L'échelle individuelle, c'est justement ce qui nous reste dans une société où les goûts sont normés, pour dire "ah non mais moi c'est mon goût personnel". Comme d'ailleurs avec les pratiques sexuelles : je regardais la série the Deuce l'autre jour, qui parle de l'avènement du porno dans les années 70 et ses liens notamment avec la prostitution, et il y a cette réalisatrice de films X qui dit un jour : "mais en fait, qui finit systématiquement ses rapports sexuelles en éjaculant sur le visage de sa partenaire ? ou du moins, qui faisait ça avant qu'on leur en donne l'idée ?". La comparaison me semble juste : avant qu'on donne l'idée aux gens que les poils, c'est un truc qu'il faut retirer, je pense que ça faisait pour eux partie du corps humain. Et qu'il n'y avait donc pas à en être dégoûté ou passionné, à moins d'être fétichiste (ce qui reste rare).

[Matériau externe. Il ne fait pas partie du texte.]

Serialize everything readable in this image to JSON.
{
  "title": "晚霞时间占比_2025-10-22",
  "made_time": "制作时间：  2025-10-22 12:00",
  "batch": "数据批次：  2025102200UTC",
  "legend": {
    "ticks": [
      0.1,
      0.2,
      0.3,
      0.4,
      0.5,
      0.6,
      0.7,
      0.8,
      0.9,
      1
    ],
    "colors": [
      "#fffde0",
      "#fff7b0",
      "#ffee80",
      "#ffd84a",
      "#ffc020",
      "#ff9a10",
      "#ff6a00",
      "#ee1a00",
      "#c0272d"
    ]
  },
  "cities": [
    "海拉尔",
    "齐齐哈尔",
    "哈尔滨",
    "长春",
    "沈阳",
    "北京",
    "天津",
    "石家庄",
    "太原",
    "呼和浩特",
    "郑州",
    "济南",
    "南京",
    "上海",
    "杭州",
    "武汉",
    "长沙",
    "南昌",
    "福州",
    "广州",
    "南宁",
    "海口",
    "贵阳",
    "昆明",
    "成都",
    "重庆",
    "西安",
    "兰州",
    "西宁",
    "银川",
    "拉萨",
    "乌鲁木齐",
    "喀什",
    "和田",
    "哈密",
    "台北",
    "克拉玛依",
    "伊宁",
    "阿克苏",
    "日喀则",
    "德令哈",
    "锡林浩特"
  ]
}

On constate aussi de plus en plus de "dégoûts" face à la vue de sexes féminins normaux, parce que la pornographie a habitué beaucoup d'hommes et de femmes à penser qu'un sexe féminin doit ressembler à ci ou ça, alors que la réalité est beaucoup plus vaste — et encore une fois, avant de vivre dans une société où on voit des sexes en gros plan partout, les gens ne se demandaient pas tellement si le sexe de leur partenaire était beau ou pas. Il
était. Tout simplement.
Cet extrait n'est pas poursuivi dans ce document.